Hemat saya, salah satu penyebab bencana banjir yang melanda beberapa daerah kecamatan-desa di Kabupaten Banggai tidak dapat dilepaskan dari tingginya angka pemberangusan hutan yang dilancarkan oleh korporasi beberapa tahun terakhir. Massifnya roda investasi sektor eksploitasi Sumber Daya Alam (SDA) seperti nikel, gas dan minyak bumi menyebabkan ribuan hektar kawasan hutan di babat habis demi kepentingan akumulasi. Hal ini berimplikasi pada kurangnya daya dukung vegetasi sebagai instrumen resapan air yang dapat mencegah banjir dan tanah longsor (Kodoatie, 2002).
Menurut data Global Forest Watch, dari tahun 2001 sampai 2021, Kabupaten Banggai telah kehilangan sebanyak 50.9kha hutan primer basah, menyumbang 46% dari total tree cover loss dalam periode yang sama. Area total hutan primer basah di Banggai berkurang 9.5% dalam periode waktu ini. Selain itu, Kabupaten Banggai juga kehilangan 111kha tutupan pohon yang setara dengan penurunan 15% tutupan pohon sejak tahun 2000, dan setara dengan 74.3Mt emisi CO₂e.
Menagih Janji Bupati
Visi Bupati Banggai Amir Tamoreka adalah “terwujudnya Banggai Maju, Mandiri, dan Sejahtera Berbasis Kearifan Lokal”. Sedangkan pilar ketiga misi yang tertuang dalam kampanyenya adalah percepatan penanggulangan bencana.

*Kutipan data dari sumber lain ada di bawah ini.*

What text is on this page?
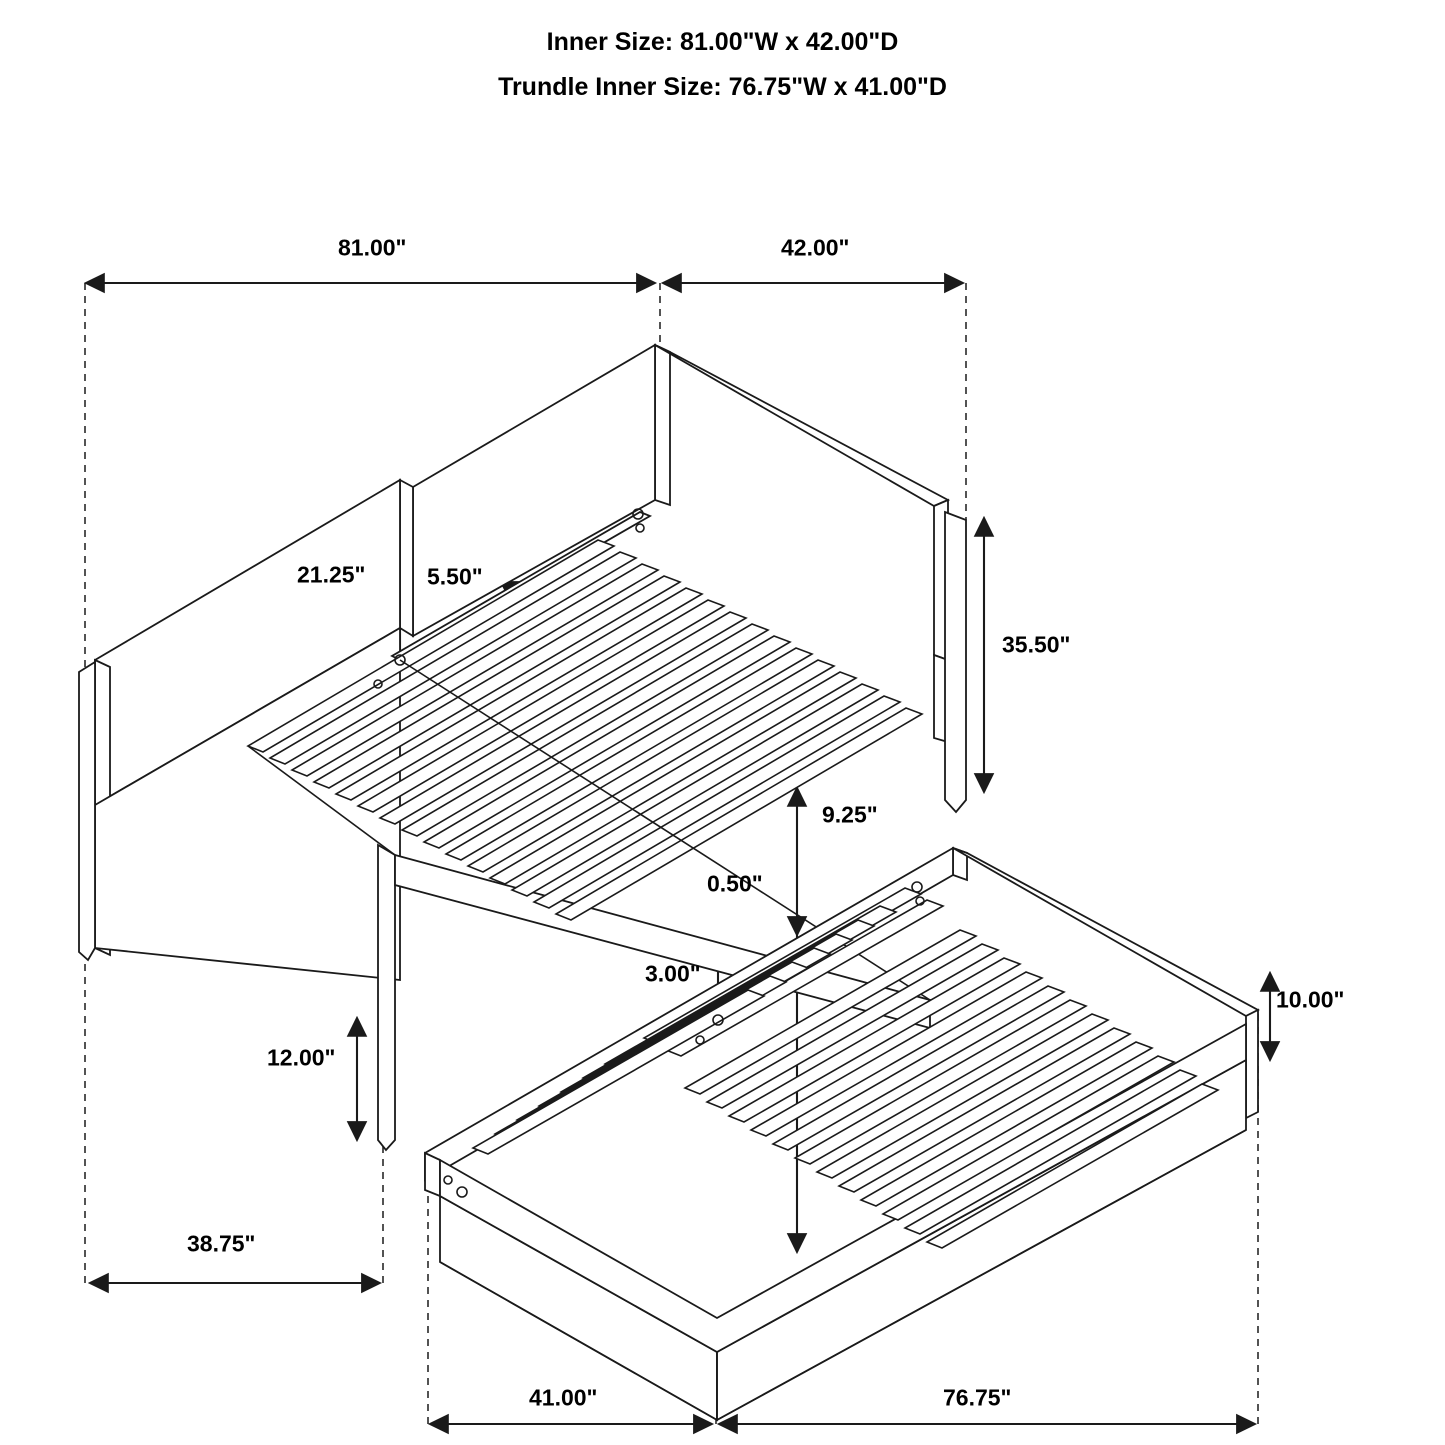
Inner Size: 81.00"W x 42.00"D
Trundle Inner Size: 76.75"W x 41.00"D
81.00"	42.00"
21.25"	5.50"
35.50"
9.25"
0.50"
3.00"
10.00"
12.00"
38.75"
41.00"	76.75"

Sekilas, misi ini perlu mendapatkan apresiasi karena memupuk semangat masyarakat untuk tanggap bencana. Namun dalam tataran implementasi, cukup sulit menemukan hal yang demikian.
Alih-alih peduli penanggulangan bencana, acapkali bupati justru terlihat riang bersua dengan korporasi pemberangus hutan. Akibatnya, aksi mitigasi terkesan di tinggalkan dan bencana pun tak terhindarkan. Maraknya bencana banjir yang terjadi secara berulang di Kabupaten Banggai cukup membuktikan bagaimana gagapnya pemerintah daerah dalam melakukan serangkaian upaya penanggulangan untuk mencegah dan mengurangi risiko bencana.
Jika ditilik pada aspek yuridis, fenomena ini jelas bertentangan dengan Undang-Undang Nomor 24 Tahun 2007 tentang Penanggulangan Bencana. Pasal 5 UU a quo telah tegas memandatkan bahwa aksi penanggulangan bencana adalah tanggung jawab pemerintah pusat dan daerah. Oleh karena itu, kegagapan pemerintah kabupaten banggai dalam merespon dan menyelesaikan permasalahan banjir tidak hanya melukai hati publik atas janji suci kampanyenya, tetapi juga merupakan bentuk penghianatan terhadap amanat ketentetuan peraturan perundang-undangan yang berlaku.
Penanggulangan bencana juga haruslah dilakukan dengan bernafaskan asas dan prinsip-prinsip yang diatur; adil, cepat, tepat, berdaya guna serta nondiskriminatif. Agar pemenuhan hak masyarakat untuk mendapatkan pelindungan dari dampak bencana dapat terlaksana sebagaimana mestinya (vide. Pasal 3 UU 24/2007).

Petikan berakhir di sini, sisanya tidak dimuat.